Publié en 2015 aux Editions al Manar, ce beau recueil est composé de textes pour la plupart en prose, rassemblés en divers chapitres, ponctués par des illustrations de Philippe Hélénon. Avant de vouloir saisir le sens du texte, les premières lignes invitent à chercher le rythme, le juste accord entre écriture et lecture.
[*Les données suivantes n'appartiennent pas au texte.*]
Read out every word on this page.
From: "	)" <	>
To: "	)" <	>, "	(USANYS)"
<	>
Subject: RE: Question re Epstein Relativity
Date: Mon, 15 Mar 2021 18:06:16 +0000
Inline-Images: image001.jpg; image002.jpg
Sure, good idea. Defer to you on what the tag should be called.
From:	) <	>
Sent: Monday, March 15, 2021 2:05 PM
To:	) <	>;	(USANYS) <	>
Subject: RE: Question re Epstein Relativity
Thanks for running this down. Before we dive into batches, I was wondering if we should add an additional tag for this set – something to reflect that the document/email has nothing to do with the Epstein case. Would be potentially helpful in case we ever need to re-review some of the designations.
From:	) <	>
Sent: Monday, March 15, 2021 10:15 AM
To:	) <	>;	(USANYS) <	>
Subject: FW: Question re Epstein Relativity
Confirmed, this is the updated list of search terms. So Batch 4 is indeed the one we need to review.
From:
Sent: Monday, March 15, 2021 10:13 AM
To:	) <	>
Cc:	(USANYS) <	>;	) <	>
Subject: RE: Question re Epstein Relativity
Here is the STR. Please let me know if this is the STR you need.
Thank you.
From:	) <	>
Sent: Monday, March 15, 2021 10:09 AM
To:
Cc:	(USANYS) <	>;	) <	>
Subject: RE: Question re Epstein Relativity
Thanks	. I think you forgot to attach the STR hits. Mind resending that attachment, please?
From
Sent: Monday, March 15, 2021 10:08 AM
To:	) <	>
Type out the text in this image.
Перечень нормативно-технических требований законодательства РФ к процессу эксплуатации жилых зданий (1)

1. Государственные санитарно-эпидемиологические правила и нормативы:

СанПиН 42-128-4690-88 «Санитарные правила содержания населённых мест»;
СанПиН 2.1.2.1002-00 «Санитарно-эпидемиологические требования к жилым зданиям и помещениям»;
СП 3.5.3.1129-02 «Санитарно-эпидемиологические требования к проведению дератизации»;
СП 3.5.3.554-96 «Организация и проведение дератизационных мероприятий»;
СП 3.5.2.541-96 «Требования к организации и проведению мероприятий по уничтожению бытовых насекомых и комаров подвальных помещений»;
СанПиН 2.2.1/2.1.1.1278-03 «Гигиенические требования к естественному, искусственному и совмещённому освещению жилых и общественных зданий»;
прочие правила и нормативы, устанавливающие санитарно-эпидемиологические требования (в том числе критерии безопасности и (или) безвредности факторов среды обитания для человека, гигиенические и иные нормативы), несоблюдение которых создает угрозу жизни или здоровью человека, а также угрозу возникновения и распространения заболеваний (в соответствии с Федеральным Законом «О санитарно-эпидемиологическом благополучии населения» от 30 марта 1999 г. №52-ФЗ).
Les mots sont des signes qui font reconnaître quelque chose d'étrange et de secret.

« LE DIALOGUE FLEXIBLE

Face à face énervé de la fenêtre et d'une solitude
Un enfant à côté pris dans cette solitude
La fenêtre comme une femme fait glisser
Sa main dans ses cheveux Avec un bras parti là-bas
où traîne une lueur
Le solitaire a des yeux de gamin hébété
Nous nous serons aimés de tant aimer le monde
Sera leur dialogue flexible
Quelqu'un par là s'exerce à s'étonner
Les poètes ont des mots pour la beauté
Je voulais d'autres mots
Pour le monde qui ce soir accomplit son office de calme
Une vapeur sur la table naît de ma tasse de café
- Danse dans la chambre si simple
Où se soutient mon immobilité –
L'enfant le regard et la fenêtre sont roses de ce monde
- Roses profondes -
Lorsque la vie est sauve
Entre un babil de bébé et le silence. »

Dans l'écriture de Gabrielle Althen, il y a une recherche de concision, de justesse, au travers du plein et du fragmentaire, la recherche d'un espace enclos qui pourtant reste ouvert, comme la fin d'une phrase qui laisserait un surcroit de sens.
Sa poésie se veut comme une incessante réanimation de ce qui a déjà été dit mais ne saurait être tenu pour définitif. Il y a comme un ressassement du passé, de l'intime qui se donne et s'ouvre à une nouvelle forme, à une nouvelle singularité. L'écriture est ce lieu d'une révélation, d'un ré-enchantement, celui d'un lieu, d'un paysage ou d'une présence.
En témoigne, ce très beau poème en vers :

« ATELIERS DE BRAQUE

Parce qu'il était déjà là
Un oiseau put traverser l'esprit
Bientôt suivi de beaucoup d'autres
On eut très vite un beau losange
De choses blanches qui vivaient
Et puis le temps fit un ovale
Non ce n'était pas une auréole
Ce chant qui bourdonnait tout autour de ta tête
Mais un halo d'espace blanc
Tout frissonnant de foi prémonitoire
Oiseaux dans ce désert
- La foi déplace les images -
Oiseaux sous cette lampe
Capables immobiles d'aller
Des quatre coins
De l'épopée
Vers la chose qui habite la tête
Ô mes enfants mes impatients
Ce halo pesant le poids du ciel
Tous ses oiseaux coulaient de source. »

Écriture que l'on dirait orpheline, il y a chez Gabrielle Althen quelque chose de contradictoire, une sensibilité en proie au doute, au scepticisme mais qui laisse place à l'émerveillement, à la foi.
Dans sa poésie, elle ouvre le discontinu à la finitude de notre temps, les lie pour faire naître un sens insoupçonné.
Une très belle lecture.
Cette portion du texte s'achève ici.